Aggressione fascista all’Espresso: picchiati due giornalisti

Due giornalisti de l'Espresso hanno subito un'aggressione al cimitero Verano di Roma. Erano presenti alla commemorazione delle vittime di Acca Larentia.

Aggressione ai giornalisti de l'Espresso
L'aggressione è avvenuta al cimitero del Verano di Roma

Aggressione di stampo neofascista contro alcuni giornalisti de l’Espresso. Nel corso della commemorazione alle vittime di Acca Larentia, avvenuta al cimitero del Verano di Roma, due reporter sono stati aggrediti. Si tratta del giornalista Federico Marconi e del fotografo Paolo Marchetti. Tra gli assalitori risulta essere presente il capo romano di Forza Nuova Giuliano Castellino. Quest’ultimo «è sottoposto al regime di sorveglianza speciale – stando a quanto dichiara la testata colpita – ma si trovava sul luogo infrangendo il divieto imposto».

Si difende Castellino

L’uomo, leader di Forza Nuova a Roma, parla di accusi avanzate dal settimanale definendo l’articolo «bugiardo e infame. L’aver chiesto buona educazione e decenza a giornalisti con funzione da sciacalli, irrispettosi anche di cimiteri e momenti comunitari di ricordo di caduti, diventa un’aggressione. Sono sorvegliato speciale? Nessun atto di repressione potrà impedirmi di ricordare la memoria dei nostri caduti – conclude -. Per tutto il resto per fortuna al popolo italiano di quello che scrivono e affermanopennivendoli di regime poco interessa».
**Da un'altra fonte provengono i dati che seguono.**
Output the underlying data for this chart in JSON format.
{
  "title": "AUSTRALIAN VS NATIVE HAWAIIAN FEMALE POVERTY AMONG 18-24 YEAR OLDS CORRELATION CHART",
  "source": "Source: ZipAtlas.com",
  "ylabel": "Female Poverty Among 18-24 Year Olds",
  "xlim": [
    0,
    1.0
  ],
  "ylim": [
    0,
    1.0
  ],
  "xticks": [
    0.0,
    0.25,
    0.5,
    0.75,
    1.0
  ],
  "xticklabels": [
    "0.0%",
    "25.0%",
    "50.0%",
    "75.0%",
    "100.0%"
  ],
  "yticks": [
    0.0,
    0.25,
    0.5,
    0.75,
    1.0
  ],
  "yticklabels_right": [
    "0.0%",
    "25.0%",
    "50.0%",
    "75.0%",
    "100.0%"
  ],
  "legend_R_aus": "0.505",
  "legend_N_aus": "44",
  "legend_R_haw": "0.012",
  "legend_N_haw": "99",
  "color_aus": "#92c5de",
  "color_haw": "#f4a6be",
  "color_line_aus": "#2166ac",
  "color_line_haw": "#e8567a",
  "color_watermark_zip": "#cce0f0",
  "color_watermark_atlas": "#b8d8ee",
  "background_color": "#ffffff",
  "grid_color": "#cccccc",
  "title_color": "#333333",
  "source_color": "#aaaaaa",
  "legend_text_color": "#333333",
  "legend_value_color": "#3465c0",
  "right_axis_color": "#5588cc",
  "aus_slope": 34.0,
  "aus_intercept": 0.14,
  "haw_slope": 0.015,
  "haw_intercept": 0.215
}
I messaggi della politica dopo l’aggressione

Il Sindaco di Roma, Virginia Raggi, definisce su Twitter «inaccettabile la violenza contro i due cronisti. Roma – sottolinea – condanna ogni forma di violenza e di neofascismo». Dello stesso avviso anche il Presidente della Camera Roberto Fico che parla di un «gesto grave da non sottovalutare». Il Ministro dell’Interno Matteo Salvini parla della galera come «posto adatto per chi aggredisce. Uno di loro era sottoposto a sorveglianza speciale? Chiederemo perché era in libertà. In questi giorni saranno finalmente disponibili mille braccialetti elettronici che stavamo aspettando da tempo immemore. Bisogna sorvegliare – conclude Salvini – le persone che non devono andare in giro». 
Il Presidente della Regione Lazio Nicola Zingaretti esprime solidarietà e assicura. «L’Italia democratica non si lascerà mai intimidire dai loro metodi». Il Partito Democratico, con Graziano Delrio, parla di «atto gravissimo. Chiediamo al Ministero dell’Interno di dare vita a interventi rapidi. Bisogna bloccare immediatamente questi inquietanti rigurgiti di violenza»

Gli organi generali della stampa condanna il gesto

L’Ordine nazionale dei giornalisti, insieme alla Federazione nazionale della Stampa italiana, esprime solidarietà ai colleghi de l’Espresso vittime di «azioni che non sono degne di un Paese che si definisce civile e che rappresentano purtroppo solo l’ultimo episodio di violenza e intolleranza nei confronti di giornalisti “colpevoli” solo di svolgere il proprio lavoro al servizio dei cittadini e del loro diritto a essere informati. Siamo e saremo al fianco di Federico Marconi e Paolo Marchetti in qualsiasi iniziativa riterranno di voler intraprendere in difesa delle loro persone e della loro professionalità e ci auguriamo che forze dell’ordine e magistratura facciano in fretta chiarezza sull’accaduto, anche in relazione al divieto di ricostituzione del partito fascista. Siamo convinti che i colleghi aggrediti, così come tutta la redazione dell’Espresso, continueranno con ancora più forza e determinazione a “illuminare” un fenomeno rispetto al quale auspichiamo un’azione più incisiva da parte delle istituzioni».